Et on enchaine avec le karma et la réincarnation, présentés comme des faits. Ces deux concepts, liés ensemble, font tristement penser au péché originel occidental : nous naitrions avec une dette karmique, héritée de nos vies passées, qui serait l'explication des évènements négatifs de l'existence. De plus, le karma apparait comme une négation du hasard : la classique hypertrophie du principe de causalité que l'on semble retrouver dans toutes les religions : « Nothing happens by chance, and everything is driven by karma » (p.93). L'humain, paniqué par l'absurde, se construit des histoires consolatrices. Et, exactement comme les divers missionnaires chrétiens avec qui, quand ils m'abordent dans la rue, je prends grand plaisir à m'entretenir vivement (et stérilement), Michie va jusqu'à prétendre en des termes on ne peut plus vagues que la science confirme ses croyances (p.184). 

Comme pour le miracle de la guérison de son amie, l'auteur enchaine avec d'autres miracles réalisés à l'occasion de la mort de grands bouddhistes. Bien entendu, sans la moindre source.
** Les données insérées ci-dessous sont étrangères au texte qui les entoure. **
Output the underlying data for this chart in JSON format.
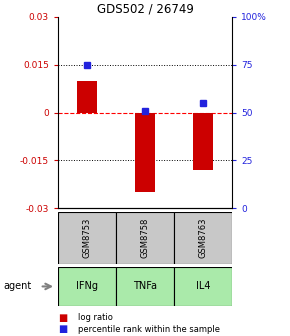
{
  "title": "GDS502 / 26749",
  "samples": [
    "GSM8753",
    "GSM8758",
    "GSM8763"
  ],
  "agents": [
    "IFNg",
    "TNFa",
    "IL4"
  ],
  "log_ratios": [
    0.01,
    -0.025,
    -0.018
  ],
  "percentile_ranks": [
    75,
    51,
    55
  ],
  "bar_color": "#cc0000",
  "dot_color": "#2222dd",
  "ylim_left": [
    -0.03,
    0.03
  ],
  "ylim_right": [
    0,
    100
  ],
  "yticks_left": [
    -0.03,
    -0.015,
    0,
    0.015,
    0.03
  ],
  "yticks_right": [
    0,
    25,
    50,
    75,
    100
  ],
  "ytick_labels_left": [
    "-0.03",
    "-0.015",
    "0",
    "0.015",
    "0.03"
  ],
  "ytick_labels_right": [
    "0",
    "25",
    "50",
    "75",
    "100%"
  ],
  "sample_box_color": "#c8c8c8",
  "agent_box_color": "#aaeaaa",
  "legend_log": "log ratio",
  "legend_pct": "percentile rank within the sample"
}
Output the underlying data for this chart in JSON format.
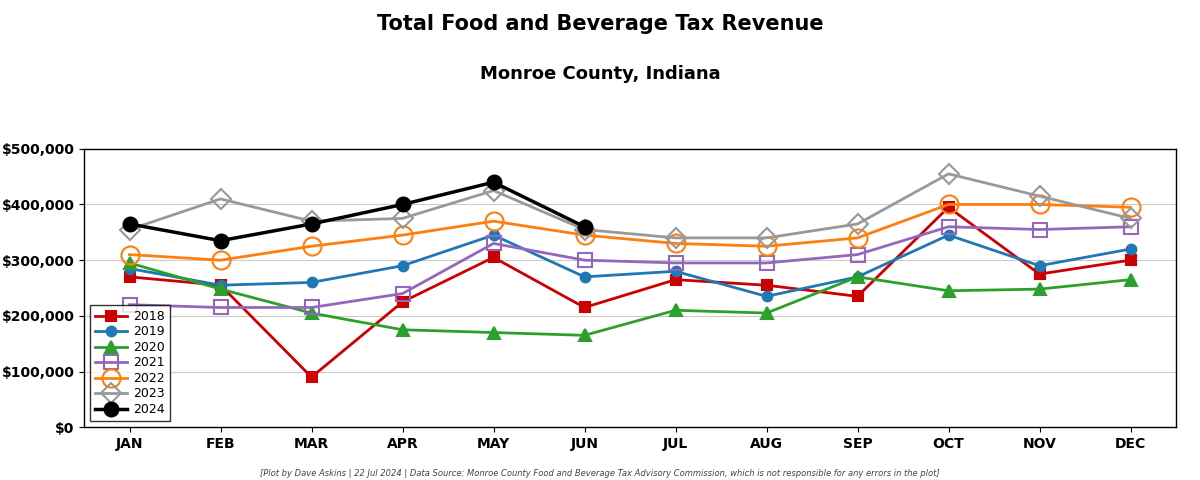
{
  "title_line1": "Total Food and Beverage Tax Revenue",
  "title_line2": "Monroe County, Indiana",
  "footnote": "[Plot by Dave Askins | 22 Jul 2024 | Data Source: Monroe County Food and Beverage Tax Advisory Commission, which is not responsible for any errors in the plot]",
  "months": [
    "JAN",
    "FEB",
    "MAR",
    "APR",
    "MAY",
    "JUN",
    "JUL",
    "AUG",
    "SEP",
    "OCT",
    "NOV",
    "DEC"
  ],
  "series": {
    "2018": {
      "color": "#CC0000",
      "marker": "s",
      "mfc": "#CC0000",
      "mec": "#CC0000",
      "linewidth": 2.0,
      "markersize": 7,
      "values": [
        270000,
        255000,
        90000,
        225000,
        305000,
        215000,
        265000,
        255000,
        235000,
        395000,
        275000,
        300000
      ]
    },
    "2019": {
      "color": "#1F77B4",
      "marker": "o",
      "mfc": "#1F77B4",
      "mec": "#1F77B4",
      "linewidth": 2.0,
      "markersize": 7,
      "values": [
        285000,
        255000,
        260000,
        290000,
        345000,
        270000,
        280000,
        235000,
        270000,
        345000,
        290000,
        320000
      ]
    },
    "2020": {
      "color": "#2CA02C",
      "marker": "^",
      "mfc": "#2CA02C",
      "mec": "#2CA02C",
      "linewidth": 2.0,
      "markersize": 8,
      "values": [
        295000,
        248000,
        205000,
        175000,
        170000,
        165000,
        210000,
        205000,
        270000,
        245000,
        248000,
        265000
      ]
    },
    "2021": {
      "color": "#9467BD",
      "marker": "s",
      "mfc": "none",
      "mec": "#9467BD",
      "linewidth": 2.0,
      "markersize": 10,
      "values": [
        220000,
        215000,
        215000,
        240000,
        330000,
        300000,
        295000,
        295000,
        310000,
        360000,
        355000,
        360000
      ]
    },
    "2022": {
      "color": "#FF7F0E",
      "marker": "o",
      "mfc": "none",
      "mec": "#FF7F0E",
      "linewidth": 2.0,
      "markersize": 13,
      "values": [
        310000,
        300000,
        325000,
        345000,
        370000,
        345000,
        330000,
        325000,
        340000,
        400000,
        400000,
        395000
      ]
    },
    "2023": {
      "color": "#999999",
      "marker": "D",
      "mfc": "none",
      "mec": "#999999",
      "linewidth": 2.0,
      "markersize": 10,
      "values": [
        355000,
        410000,
        370000,
        375000,
        425000,
        355000,
        340000,
        340000,
        365000,
        455000,
        415000,
        375000
      ]
    },
    "2024": {
      "color": "#000000",
      "marker": "o",
      "mfc": "#000000",
      "mec": "#000000",
      "linewidth": 2.5,
      "markersize": 10,
      "values": [
        365000,
        335000,
        365000,
        400000,
        440000,
        360000,
        null,
        null,
        null,
        null,
        null,
        null
      ]
    }
  },
  "series_order": [
    "2018",
    "2019",
    "2020",
    "2021",
    "2022",
    "2023",
    "2024"
  ],
  "ylim": [
    0,
    500000
  ],
  "yticks": [
    0,
    100000,
    200000,
    300000,
    400000,
    500000
  ],
  "ytick_labels": [
    "$0",
    "$100,000",
    "$200,000",
    "$300,000",
    "$400,000",
    "$500,000"
  ]
}
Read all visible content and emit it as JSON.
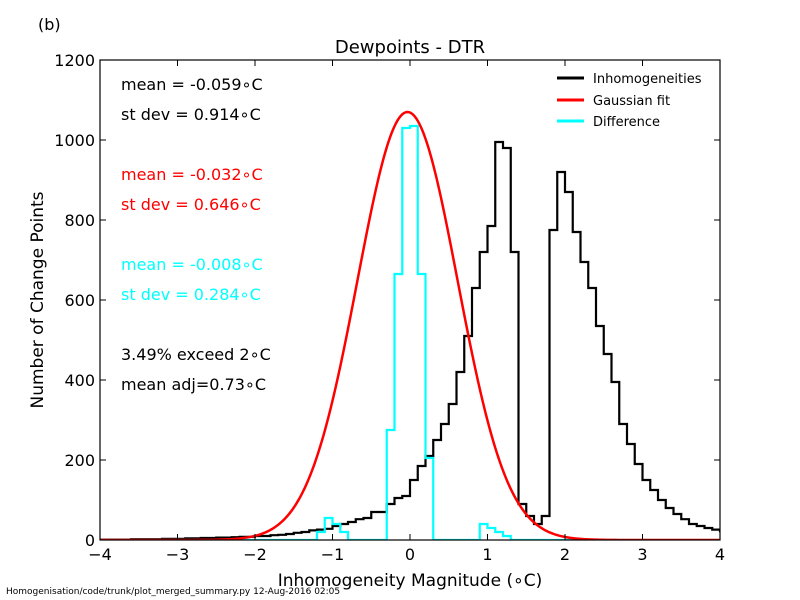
{
  "panel_label": "(b)",
  "footer": "Homogenisation/code/trunk/plot_merged_summary.py   12-Aug-2016 02:05",
  "colors": {
    "inhomogeneities": "#000000",
    "gaussian": "#ff0000",
    "difference": "#00ffff"
  },
  "chart_data": {
    "type": "line",
    "title": "Dewpoints - DTR",
    "xlabel": "Inhomogeneity Magnitude (∘C)",
    "ylabel": "Number of Change Points",
    "xlim": [
      -4,
      4
    ],
    "ylim": [
      0,
      1200
    ],
    "xticks": [
      -4,
      -3,
      -2,
      -1,
      0,
      1,
      2,
      3,
      4
    ],
    "yticks": [
      0,
      200,
      400,
      600,
      800,
      1000,
      1200
    ],
    "xtick_labels": [
      "−4",
      "−3",
      "−2",
      "−1",
      "0",
      "1",
      "2",
      "3",
      "4"
    ],
    "ytick_labels": [
      "0",
      "200",
      "400",
      "600",
      "800",
      "1000",
      "1200"
    ],
    "legend_position": "top-right",
    "grid": false,
    "bin_width": 0.1,
    "series": [
      {
        "name": "Inhomogeneities",
        "kind": "step",
        "color": "#000000",
        "bin_edges_start": -4.0,
        "values": [
          1,
          1,
          1,
          1,
          2,
          2,
          2,
          2,
          3,
          3,
          3,
          4,
          4,
          5,
          5,
          6,
          6,
          7,
          8,
          8,
          10,
          10,
          12,
          13,
          15,
          18,
          20,
          24,
          26,
          28,
          35,
          40,
          45,
          52,
          55,
          70,
          70,
          90,
          105,
          110,
          150,
          185,
          210,
          250,
          290,
          340,
          420,
          510,
          630,
          720,
          785,
          995,
          980,
          720,
          90,
          60,
          40,
          60,
          775,
          920,
          870,
          770,
          695,
          630,
          535,
          465,
          395,
          290,
          240,
          190,
          150,
          125,
          100,
          80,
          65,
          52,
          40,
          35,
          30,
          26,
          22,
          20,
          18,
          16,
          14,
          12,
          10,
          9,
          8,
          7,
          6,
          5,
          5,
          4,
          4,
          3,
          3,
          2,
          2,
          1
        ]
      },
      {
        "name": "Gaussian fit",
        "kind": "line",
        "color": "#ff0000",
        "mean": -0.032,
        "sd": 0.646,
        "peak": 1070
      },
      {
        "name": "Difference",
        "kind": "step",
        "color": "#00ffff",
        "bin_edges_start": -4.0,
        "values": [
          0,
          0,
          0,
          0,
          0,
          0,
          0,
          0,
          0,
          0,
          0,
          0,
          0,
          0,
          0,
          0,
          0,
          0,
          0,
          0,
          0,
          0,
          0,
          0,
          0,
          0,
          0,
          0,
          0,
          0,
          0,
          0,
          0,
          0,
          0,
          0,
          0,
          0,
          0,
          0,
          0,
          0,
          0,
          0,
          0,
          0,
          0,
          0,
          0,
          0,
          0,
          0,
          0,
          0,
          0,
          0,
          0,
          0,
          0,
          0,
          0,
          0,
          0,
          0,
          0,
          0,
          0,
          0,
          0,
          0,
          0,
          0,
          0,
          0,
          0,
          0,
          0,
          0,
          0,
          0,
          0,
          0,
          0,
          0,
          0,
          0,
          0,
          0,
          0,
          0,
          0,
          0,
          0,
          0,
          0,
          0,
          0,
          0,
          0,
          0
        ],
        "overrides": [
          {
            "x0": -1.2,
            "x1": -1.1,
            "y": 20
          },
          {
            "x0": -1.1,
            "x1": -1.0,
            "y": 55
          },
          {
            "x0": -1.0,
            "x1": -0.9,
            "y": 40
          },
          {
            "x0": -0.9,
            "x1": -0.8,
            "y": 20
          },
          {
            "x0": -0.3,
            "x1": -0.2,
            "y": 275
          },
          {
            "x0": -0.2,
            "x1": -0.1,
            "y": 665
          },
          {
            "x0": -0.1,
            "x1": 0.0,
            "y": 1030
          },
          {
            "x0": 0.0,
            "x1": 0.1,
            "y": 1035
          },
          {
            "x0": 0.1,
            "x1": 0.2,
            "y": 665
          },
          {
            "x0": 0.2,
            "x1": 0.3,
            "y": 205
          },
          {
            "x0": 0.9,
            "x1": 1.0,
            "y": 40
          },
          {
            "x0": 1.0,
            "x1": 1.1,
            "y": 30
          },
          {
            "x0": 1.1,
            "x1": 1.2,
            "y": 20
          },
          {
            "x0": 1.2,
            "x1": 1.3,
            "y": 10
          }
        ]
      }
    ],
    "annotations": [
      {
        "text": "mean = -0.059∘C",
        "color": "#000000"
      },
      {
        "text": "st dev =  0.914∘C",
        "color": "#000000"
      },
      {
        "text": "mean = -0.032∘C",
        "color": "#ff0000"
      },
      {
        "text": "st dev =  0.646∘C",
        "color": "#ff0000"
      },
      {
        "text": "mean = -0.008∘C",
        "color": "#00ffff"
      },
      {
        "text": "st dev =  0.284∘C",
        "color": "#00ffff"
      },
      {
        "text": "3.49% exceed 2∘C",
        "color": "#000000"
      },
      {
        "text": "mean adj=0.73∘C",
        "color": "#000000"
      }
    ]
  }
}
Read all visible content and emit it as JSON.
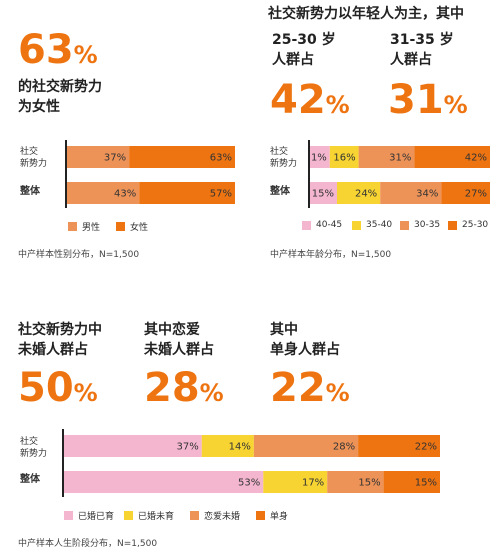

Il mentionne longuement un cas de réincarnation comme si c'était un fait avéré, alors qu'un moine est activement à la recherche de la réincarnation d'un autre. Bien sûr qu'il va finir par trouver un gamin avec des prédispositions pour l'ascèse et l'étude, surtout quand celui-ci, comme c'est précisé, est le fils de parents qui fantasment sur l'idée que leur enfant soit un sage réincarné.

Petit exemple de fin. L'auteur affirme qu'il est impossible d'imaginer qui que ce soit de plus heureux que le Dalai Lama (p.118). Mais sur quelle base affirmer quelque chose d'aussi gros ? Simplement la foi. Le monde devient donc ce que désire l'esprit. Je ne sais pas si c'est un accomplissement bouddhiste, mais cela ne me semble guère désirable.